The market rose strongly on Thursday. NYSE advancers outpaced decliners by over 3 to 1 – the 2nd day in a row advancers accounted for over 70% of the total. I’ve noted a few times recently that rallies in the S&P 500 since the end of May have been quick to reverse. Most have not lasted more than 2 days before suffering a down day. There have been three 3-day rallies and none of four days or longer. The market has now closed up 3 days in a row. We are reaching the upper boundary of “normal”. Although I’m not betting on it, traders should be on alert for a change of character in the market.

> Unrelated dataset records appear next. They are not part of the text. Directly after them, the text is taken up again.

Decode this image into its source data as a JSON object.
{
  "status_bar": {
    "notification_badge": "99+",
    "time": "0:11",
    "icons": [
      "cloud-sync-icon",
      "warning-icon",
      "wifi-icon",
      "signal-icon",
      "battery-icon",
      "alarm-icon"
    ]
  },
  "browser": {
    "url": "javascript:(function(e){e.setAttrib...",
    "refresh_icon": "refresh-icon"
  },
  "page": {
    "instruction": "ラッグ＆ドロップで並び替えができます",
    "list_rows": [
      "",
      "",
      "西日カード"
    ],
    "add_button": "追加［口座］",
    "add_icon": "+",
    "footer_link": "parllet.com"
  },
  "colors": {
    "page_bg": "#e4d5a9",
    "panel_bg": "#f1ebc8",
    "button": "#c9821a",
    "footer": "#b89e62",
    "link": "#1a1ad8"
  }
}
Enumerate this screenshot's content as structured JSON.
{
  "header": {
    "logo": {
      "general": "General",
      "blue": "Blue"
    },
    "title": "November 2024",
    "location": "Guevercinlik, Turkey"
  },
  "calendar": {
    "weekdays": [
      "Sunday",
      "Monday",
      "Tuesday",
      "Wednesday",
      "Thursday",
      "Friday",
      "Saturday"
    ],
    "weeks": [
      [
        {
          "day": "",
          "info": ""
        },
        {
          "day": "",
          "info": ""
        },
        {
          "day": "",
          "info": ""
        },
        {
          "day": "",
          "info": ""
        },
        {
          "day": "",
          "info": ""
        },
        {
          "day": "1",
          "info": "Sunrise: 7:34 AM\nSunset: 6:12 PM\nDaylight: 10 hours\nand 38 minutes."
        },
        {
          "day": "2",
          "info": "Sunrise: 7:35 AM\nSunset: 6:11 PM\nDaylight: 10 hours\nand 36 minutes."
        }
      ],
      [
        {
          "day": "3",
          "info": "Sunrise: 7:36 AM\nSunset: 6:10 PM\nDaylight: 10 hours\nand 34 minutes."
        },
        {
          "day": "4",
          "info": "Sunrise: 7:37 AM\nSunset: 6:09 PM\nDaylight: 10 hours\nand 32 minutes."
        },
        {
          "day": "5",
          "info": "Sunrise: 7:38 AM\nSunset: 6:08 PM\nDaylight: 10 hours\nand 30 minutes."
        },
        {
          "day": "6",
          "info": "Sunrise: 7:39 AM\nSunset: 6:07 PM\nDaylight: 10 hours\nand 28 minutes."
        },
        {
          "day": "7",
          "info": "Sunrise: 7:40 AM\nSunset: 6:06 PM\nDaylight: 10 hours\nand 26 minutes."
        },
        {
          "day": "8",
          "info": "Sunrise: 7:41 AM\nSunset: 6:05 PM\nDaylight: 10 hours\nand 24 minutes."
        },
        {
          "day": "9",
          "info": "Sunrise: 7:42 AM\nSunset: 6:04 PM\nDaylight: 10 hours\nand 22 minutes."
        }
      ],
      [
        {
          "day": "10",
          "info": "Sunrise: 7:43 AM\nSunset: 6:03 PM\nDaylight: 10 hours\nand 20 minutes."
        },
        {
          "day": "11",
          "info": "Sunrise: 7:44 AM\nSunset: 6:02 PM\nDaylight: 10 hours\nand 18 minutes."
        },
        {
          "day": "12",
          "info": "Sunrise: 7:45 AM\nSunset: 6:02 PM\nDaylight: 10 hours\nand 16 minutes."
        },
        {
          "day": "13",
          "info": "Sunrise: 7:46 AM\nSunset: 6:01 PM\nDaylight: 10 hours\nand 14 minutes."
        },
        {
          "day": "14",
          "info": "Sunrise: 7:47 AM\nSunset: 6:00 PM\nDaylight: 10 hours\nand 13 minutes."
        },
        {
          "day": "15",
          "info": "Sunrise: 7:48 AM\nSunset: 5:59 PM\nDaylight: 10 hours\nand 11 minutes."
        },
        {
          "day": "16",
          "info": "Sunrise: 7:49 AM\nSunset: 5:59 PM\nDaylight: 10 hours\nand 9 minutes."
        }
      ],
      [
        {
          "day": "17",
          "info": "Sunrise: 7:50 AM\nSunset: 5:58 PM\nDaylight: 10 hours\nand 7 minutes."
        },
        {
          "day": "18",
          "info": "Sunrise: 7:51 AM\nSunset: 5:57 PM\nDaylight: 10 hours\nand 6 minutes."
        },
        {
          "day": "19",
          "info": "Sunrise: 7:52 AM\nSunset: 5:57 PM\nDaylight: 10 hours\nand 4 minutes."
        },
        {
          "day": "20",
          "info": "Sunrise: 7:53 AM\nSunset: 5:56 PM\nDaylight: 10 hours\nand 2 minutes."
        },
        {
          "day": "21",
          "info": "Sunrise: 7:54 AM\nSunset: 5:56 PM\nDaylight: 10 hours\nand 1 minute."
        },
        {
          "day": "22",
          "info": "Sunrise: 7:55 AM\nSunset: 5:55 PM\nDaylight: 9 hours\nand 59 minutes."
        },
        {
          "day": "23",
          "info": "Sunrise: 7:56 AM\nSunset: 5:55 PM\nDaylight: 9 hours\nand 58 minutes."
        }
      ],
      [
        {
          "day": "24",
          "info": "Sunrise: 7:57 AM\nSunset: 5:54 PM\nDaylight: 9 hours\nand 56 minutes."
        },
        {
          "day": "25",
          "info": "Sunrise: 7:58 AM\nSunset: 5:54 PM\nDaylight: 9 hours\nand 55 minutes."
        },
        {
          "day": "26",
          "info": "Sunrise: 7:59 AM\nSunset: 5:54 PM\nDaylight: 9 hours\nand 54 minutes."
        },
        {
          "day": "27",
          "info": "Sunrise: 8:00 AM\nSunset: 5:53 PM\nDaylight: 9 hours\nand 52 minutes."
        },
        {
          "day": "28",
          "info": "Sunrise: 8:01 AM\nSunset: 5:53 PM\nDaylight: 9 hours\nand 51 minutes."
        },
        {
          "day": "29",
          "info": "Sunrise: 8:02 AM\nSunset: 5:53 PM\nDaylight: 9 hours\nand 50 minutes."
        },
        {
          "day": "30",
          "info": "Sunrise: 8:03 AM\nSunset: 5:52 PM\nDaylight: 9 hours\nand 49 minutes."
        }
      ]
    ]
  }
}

The market may or may not pull back in the next day or two, but it appears likely to happen quite soon. Back to back days of 70% advancers are fairly rare. The fact that it happened without the S&P 500 posting a 10-day high is even more unusual. Since 1970 this has happened 20 times. Sixteen (80%) of the time the market closed below the close of the trigger day within the next four days. If you give it 10 days to work off the overbought breadth readings then 19 (95%) of the time you’d find a close lower than the trigger day. In other words, a pullback appears likely in the not-too distant future.
I believe one key to determining whether the market character is possibly changing and a new leg higher possibly beginning will be the action on this pullback. This is the 7th rally of 2-3 days since July 21st. The previous six saw a decline of at least 1.2% on the first day of the pullback. That’s not orderly and not really what you want to see. In fact, other than the July 21st 1-day mini-pullback the last “orderly” pullback that didn’t involve a sharp drop occurred on the last 3 days of April.
Seems to me it might be a good time to be thinking about taking some short exposure. If the pullback is orderly, you can flip to the long side. If the pullback is sharp like the rest have been, it could mean a nice, quick, short trade.